Finalmente, los empleados vuelven a la sala de conferencias y el nuevo jefe responde a todas las preguntas.
3. UN EXAMEN POSTERIOR
Seis meses después de haber comenzado su trabajo, el nuevo líder es sometido a un examen de 360 grados con el propósito de señalar donde puede efectuar ulteriores progresos para concretar objetivos y promover expectativas. En una tarea conjunta con su jefe y con un representante de recursos humanos el líder identifica objetivos de desarrollo en marcha, y las fuentes requeridas para concretarlos.
Por ejemplo, durante las primeras etapas del proceso de ajuste, un recién contratado vicepresidente de una de las líneas de negocios de Capital One había identificado algunas modalidades críticas de liderazgo que era necesario encarnar.

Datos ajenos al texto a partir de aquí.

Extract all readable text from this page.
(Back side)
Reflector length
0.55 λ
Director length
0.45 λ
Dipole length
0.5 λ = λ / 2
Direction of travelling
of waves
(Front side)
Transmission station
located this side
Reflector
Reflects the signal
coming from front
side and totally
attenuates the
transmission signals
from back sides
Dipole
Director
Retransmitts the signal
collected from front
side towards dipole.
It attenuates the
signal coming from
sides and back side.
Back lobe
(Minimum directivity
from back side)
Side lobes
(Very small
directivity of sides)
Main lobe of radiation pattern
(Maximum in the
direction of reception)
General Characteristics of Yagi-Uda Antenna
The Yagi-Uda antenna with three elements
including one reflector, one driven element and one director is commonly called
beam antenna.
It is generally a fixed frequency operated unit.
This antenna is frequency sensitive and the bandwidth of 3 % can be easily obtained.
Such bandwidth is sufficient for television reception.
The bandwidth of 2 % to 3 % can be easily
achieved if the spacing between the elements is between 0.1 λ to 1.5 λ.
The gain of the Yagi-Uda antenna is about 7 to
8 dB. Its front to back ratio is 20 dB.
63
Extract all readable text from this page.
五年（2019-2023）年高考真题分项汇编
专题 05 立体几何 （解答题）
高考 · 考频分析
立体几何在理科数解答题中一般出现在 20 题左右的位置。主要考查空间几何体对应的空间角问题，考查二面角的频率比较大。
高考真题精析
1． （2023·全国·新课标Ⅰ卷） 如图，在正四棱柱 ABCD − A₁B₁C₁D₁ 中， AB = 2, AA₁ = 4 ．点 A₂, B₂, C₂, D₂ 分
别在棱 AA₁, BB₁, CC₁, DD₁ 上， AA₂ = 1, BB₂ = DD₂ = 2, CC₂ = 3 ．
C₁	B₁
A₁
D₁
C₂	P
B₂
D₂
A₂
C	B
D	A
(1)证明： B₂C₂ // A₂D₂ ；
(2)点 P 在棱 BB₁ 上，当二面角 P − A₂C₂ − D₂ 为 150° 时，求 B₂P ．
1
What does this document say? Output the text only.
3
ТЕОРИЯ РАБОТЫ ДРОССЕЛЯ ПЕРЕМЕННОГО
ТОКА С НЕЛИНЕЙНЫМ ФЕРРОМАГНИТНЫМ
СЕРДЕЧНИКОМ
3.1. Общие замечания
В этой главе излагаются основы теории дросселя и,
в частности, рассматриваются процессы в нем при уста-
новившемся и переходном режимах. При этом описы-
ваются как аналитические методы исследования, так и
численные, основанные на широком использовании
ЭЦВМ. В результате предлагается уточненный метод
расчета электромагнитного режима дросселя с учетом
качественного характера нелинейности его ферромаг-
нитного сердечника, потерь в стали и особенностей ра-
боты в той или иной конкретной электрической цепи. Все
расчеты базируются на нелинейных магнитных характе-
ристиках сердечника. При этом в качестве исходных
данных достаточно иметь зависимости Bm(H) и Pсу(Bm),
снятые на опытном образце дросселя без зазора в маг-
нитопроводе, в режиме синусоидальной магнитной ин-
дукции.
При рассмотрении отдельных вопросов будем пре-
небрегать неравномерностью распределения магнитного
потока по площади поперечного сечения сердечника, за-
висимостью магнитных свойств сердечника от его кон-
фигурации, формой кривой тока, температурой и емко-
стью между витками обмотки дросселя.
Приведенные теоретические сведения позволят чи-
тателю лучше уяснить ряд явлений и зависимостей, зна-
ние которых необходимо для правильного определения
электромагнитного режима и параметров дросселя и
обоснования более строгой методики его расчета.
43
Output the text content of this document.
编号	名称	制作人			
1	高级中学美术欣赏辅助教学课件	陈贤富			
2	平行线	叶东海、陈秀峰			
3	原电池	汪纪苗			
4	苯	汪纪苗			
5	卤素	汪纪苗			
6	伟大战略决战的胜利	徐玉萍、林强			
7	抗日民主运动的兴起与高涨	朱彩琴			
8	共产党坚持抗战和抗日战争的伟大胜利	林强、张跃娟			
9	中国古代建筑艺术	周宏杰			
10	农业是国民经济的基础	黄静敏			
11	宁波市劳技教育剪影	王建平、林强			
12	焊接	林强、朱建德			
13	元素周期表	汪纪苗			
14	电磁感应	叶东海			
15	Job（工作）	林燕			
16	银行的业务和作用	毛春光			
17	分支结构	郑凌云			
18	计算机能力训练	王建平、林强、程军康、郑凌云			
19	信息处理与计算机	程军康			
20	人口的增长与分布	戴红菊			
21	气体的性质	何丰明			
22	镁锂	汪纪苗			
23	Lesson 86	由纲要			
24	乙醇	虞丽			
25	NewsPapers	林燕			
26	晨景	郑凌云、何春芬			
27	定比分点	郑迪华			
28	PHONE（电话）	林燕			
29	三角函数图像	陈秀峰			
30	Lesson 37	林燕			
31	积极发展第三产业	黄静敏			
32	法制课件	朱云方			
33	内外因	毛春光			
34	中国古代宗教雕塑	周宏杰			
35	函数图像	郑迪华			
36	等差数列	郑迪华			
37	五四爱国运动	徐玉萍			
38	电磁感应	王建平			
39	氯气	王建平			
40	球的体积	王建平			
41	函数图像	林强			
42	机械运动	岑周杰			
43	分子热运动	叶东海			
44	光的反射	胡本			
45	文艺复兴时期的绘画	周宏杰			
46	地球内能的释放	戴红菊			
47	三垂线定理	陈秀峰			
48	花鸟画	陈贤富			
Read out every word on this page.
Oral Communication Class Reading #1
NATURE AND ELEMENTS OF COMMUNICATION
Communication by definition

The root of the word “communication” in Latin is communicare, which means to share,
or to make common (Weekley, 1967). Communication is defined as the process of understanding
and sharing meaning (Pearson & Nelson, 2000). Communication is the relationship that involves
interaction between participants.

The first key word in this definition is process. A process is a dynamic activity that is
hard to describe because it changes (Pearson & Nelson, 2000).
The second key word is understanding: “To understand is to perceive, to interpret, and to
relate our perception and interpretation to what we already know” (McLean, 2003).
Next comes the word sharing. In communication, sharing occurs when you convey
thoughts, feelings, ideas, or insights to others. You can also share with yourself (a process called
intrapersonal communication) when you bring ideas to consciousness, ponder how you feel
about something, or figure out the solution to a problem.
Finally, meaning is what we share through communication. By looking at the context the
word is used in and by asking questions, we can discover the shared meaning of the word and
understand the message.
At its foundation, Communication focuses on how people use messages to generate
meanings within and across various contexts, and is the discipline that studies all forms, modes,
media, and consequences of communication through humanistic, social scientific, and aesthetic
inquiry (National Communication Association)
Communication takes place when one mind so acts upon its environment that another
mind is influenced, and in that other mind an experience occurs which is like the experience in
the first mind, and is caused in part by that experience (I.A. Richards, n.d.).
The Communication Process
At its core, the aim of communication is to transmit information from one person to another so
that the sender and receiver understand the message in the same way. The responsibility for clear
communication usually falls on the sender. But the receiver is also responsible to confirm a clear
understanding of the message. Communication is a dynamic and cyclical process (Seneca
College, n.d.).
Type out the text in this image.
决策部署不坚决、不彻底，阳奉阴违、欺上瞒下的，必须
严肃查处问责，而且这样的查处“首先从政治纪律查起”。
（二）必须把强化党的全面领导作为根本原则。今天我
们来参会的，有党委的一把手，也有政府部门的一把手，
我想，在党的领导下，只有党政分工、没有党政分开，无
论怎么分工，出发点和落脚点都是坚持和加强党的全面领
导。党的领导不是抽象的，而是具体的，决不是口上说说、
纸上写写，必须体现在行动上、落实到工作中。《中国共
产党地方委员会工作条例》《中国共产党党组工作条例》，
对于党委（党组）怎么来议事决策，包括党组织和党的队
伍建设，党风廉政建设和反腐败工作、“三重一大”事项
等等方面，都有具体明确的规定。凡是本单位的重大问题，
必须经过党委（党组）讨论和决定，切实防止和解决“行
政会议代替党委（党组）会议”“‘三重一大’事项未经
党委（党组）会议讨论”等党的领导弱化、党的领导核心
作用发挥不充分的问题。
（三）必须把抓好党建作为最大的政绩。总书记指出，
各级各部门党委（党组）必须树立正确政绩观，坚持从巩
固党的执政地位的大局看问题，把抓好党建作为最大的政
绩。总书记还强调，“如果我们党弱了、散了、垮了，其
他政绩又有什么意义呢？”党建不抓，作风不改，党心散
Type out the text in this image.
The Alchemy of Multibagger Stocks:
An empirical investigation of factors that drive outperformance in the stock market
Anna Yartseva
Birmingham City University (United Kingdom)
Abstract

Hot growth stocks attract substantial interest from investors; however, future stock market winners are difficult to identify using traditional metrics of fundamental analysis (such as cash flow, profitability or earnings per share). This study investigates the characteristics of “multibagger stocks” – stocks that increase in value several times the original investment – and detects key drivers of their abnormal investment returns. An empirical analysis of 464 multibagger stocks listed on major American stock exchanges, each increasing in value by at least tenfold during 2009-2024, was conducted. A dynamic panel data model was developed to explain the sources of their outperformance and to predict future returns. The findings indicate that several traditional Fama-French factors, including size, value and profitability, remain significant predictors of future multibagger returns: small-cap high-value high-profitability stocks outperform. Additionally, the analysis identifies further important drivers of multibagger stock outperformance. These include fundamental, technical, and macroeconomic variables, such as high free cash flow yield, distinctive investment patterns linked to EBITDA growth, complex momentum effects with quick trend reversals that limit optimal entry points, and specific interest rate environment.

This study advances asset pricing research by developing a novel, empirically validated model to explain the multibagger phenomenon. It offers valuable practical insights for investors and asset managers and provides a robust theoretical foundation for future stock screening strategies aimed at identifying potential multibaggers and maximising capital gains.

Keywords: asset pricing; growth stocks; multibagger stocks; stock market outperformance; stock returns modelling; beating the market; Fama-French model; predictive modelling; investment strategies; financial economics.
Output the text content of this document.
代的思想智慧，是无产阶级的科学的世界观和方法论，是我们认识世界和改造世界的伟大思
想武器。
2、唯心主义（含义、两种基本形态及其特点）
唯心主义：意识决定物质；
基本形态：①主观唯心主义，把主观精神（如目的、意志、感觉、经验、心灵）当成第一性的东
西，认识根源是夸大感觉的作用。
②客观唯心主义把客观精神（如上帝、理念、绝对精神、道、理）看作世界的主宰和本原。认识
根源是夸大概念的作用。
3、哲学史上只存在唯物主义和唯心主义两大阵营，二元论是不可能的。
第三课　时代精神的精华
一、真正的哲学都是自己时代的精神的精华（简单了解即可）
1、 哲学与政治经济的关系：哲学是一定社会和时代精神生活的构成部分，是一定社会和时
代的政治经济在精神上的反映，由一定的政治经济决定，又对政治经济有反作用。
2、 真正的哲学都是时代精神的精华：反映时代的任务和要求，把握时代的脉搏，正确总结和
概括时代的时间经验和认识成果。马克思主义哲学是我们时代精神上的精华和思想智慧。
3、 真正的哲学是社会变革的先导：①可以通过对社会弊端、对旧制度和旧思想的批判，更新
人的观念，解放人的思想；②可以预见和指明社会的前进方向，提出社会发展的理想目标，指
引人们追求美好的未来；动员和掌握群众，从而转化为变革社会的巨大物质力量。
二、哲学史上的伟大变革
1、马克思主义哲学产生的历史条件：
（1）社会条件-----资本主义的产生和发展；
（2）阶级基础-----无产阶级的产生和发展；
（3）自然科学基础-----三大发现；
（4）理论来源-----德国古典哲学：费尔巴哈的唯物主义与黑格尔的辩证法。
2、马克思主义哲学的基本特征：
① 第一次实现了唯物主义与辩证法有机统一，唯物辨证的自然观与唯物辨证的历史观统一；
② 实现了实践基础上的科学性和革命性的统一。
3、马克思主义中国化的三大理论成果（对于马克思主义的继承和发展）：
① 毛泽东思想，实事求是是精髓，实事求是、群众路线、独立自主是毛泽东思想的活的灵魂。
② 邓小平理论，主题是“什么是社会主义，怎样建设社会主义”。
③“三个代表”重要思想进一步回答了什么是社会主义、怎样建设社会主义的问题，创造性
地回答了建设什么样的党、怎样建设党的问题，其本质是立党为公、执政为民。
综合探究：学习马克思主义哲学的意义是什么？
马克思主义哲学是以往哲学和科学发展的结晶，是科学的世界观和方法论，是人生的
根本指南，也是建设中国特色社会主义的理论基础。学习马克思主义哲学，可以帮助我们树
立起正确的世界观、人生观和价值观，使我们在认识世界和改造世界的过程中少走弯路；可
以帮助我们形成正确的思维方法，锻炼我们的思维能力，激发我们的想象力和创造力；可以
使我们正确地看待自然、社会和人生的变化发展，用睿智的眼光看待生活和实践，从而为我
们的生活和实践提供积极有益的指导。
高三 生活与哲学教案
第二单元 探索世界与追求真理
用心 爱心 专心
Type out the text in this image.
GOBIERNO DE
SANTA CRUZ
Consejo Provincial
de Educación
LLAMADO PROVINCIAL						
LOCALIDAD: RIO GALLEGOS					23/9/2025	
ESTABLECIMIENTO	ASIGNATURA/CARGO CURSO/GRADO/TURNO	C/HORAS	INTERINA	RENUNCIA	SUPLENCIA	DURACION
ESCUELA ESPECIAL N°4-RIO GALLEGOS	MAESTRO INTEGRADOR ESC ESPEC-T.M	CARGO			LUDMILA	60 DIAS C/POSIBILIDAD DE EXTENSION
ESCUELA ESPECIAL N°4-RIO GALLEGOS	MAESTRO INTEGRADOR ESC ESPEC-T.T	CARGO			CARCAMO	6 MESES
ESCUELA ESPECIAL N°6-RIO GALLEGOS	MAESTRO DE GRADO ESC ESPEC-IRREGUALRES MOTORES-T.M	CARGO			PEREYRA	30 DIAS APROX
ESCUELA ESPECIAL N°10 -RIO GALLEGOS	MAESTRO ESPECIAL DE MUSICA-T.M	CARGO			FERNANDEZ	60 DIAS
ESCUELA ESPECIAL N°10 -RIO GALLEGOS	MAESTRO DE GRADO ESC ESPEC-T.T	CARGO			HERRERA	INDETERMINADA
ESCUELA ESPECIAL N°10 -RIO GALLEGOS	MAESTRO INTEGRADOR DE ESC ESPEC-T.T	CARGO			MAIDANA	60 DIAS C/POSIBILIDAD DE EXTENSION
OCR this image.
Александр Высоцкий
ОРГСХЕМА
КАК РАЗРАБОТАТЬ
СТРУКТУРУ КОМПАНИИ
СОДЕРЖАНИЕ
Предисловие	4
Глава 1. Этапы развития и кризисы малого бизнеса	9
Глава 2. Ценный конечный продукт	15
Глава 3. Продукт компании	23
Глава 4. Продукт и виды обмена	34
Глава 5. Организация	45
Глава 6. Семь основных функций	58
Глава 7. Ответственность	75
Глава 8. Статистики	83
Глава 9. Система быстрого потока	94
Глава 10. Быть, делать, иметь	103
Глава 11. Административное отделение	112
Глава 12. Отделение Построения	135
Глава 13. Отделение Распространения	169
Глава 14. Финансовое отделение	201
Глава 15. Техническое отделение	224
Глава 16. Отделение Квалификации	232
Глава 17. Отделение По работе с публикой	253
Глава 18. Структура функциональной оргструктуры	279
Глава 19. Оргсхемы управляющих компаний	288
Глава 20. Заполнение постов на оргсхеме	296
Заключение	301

En el examen de 360 grados, el gerente individual, sus subordinados, colegas e importantes clientes internos fueron invitados a comentar sobre su eficacia en conjunto, así como en los progresos para exhibir las cualidades específicas de liderazgo que se buscaban.
El examen de 360 grados ofreció varias lecciones de importancia. La mayoría de los participantes dijeron que se sentían complacidos por la manera en que el nuevo líder había logrado ponerse al día en los centrales aspectos del trabajo.
Pero también señalaron que deseaban que éste se concentrara en elaborar una estrategia audaz para la empresa. El ejecutivo logró obtener una clara comprensión de qué era lo que estaba haciendo de manera correcta, dónde se requerían ciertos ajustes en el estilo, y qué se esperaba de él al año siguiente.